You will learn a lot
First of all, doing things on your own will teach you a lot of things. You will learn important tasks and habits like creating a debt consolidation plan. You will also understand why it is important to live below your means to help improve your financial situation. The fact that you are relying only on yourself means you need to step up when it comes to learning about how to manage your finances better. In the end, the things that you learned will help you make better financial decisions so you can avoid making the same mistakes that landed you in debt.
You don’t have to pay fees
Another benefit of DIY debt consolidation is the fact that you do not have to pay any fees to get out of debt. If you used debt management, you will be required to pay a fixed amount towards the credit counselor helping you out. In case you decided to use debt settlement, you have to pay the debt expert a certain percentage of the amount that you owe. The amount will vary depending on who you choose to work with.
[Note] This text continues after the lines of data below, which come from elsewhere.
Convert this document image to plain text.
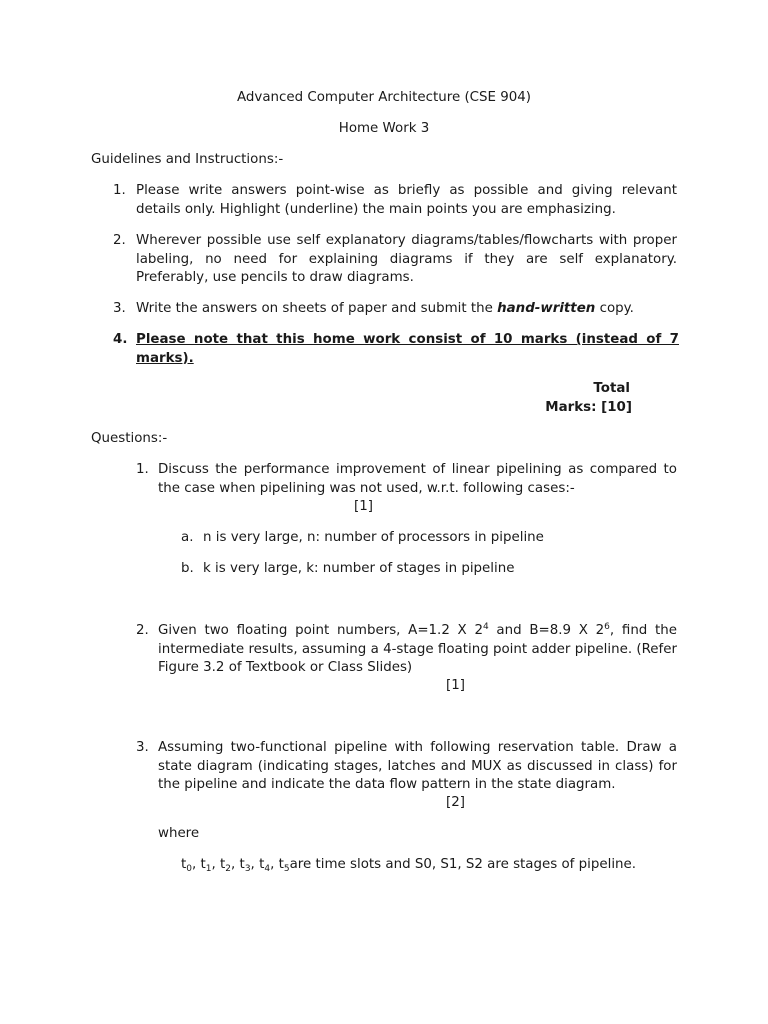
Advanced Computer Architecture (CSE 904)
Home Work 3
Guidelines and Instructions:-
1. Please write answers point-wise as briefly as possible and giving relevant details only. Highlight (underline) the main points you are emphasizing.
2. Wherever possible use self explanatory diagrams/tables/flowcharts with proper labeling, no need for explaining diagrams if they are self explanatory. Preferably, use pencils to draw diagrams.
3. Write the answers on sheets of paper and submit the hand-written copy.
4. Please note that this home work consist of 10 marks (instead of 7 marks).
Total
Marks: [10]
Questions:-
1. Discuss the performance improvement of linear pipelining as compared to the case when pipelining was not used, w.r.t. following cases:-
[1]
a. n is very large, n: number of processors in pipeline
b. k is very large, k: number of stages in pipeline
2. Given two floating point numbers, A=1.2 X $2^4$ and B=8.9 X $2^6$, find the intermediate results, assuming a 4-stage floating point adder pipeline. (Refer Figure 3.2 of Textbook or Class Slides)
[1]
3. Assuming two-functional pipeline with following reservation table. Draw a state diagram (indicating stages, latches and MUX as discussed in class) for the pipeline and indicate the data flow pattern in the state diagram.
[2]
where
$t_0$, $t_1$, $t_2$, $t_3$, $t_4$, $t_5are$ time slots and S0, S1, S2 are stages of pipeline.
The bottom line is, you will be paying something to the professional who will help you out. If you work on your own debt consolidation, there will be no need for a fee. At the most, you will just pay the origination fee that is required when applying for debt consolidation loans. But beyond that, you do not have to pay anyone else. That money can be added to your debt payment fund instead.
You will feel how hard it is to get out of debt
Finally, all your efforts to complete the DIY debt consolidation will make you realize just how hard it can be to get out of debt. This should make you think twice before you use too much credit. Usually, when you go through something difficult, you will swear not to go through that again. That can be a great way to motivate yourself to make better decisions especially when it comes to using credit. After all, it will be hard to stop using debt completely. However, you still need to learn how to use it wisely so it will not lead to another difficult debt situation.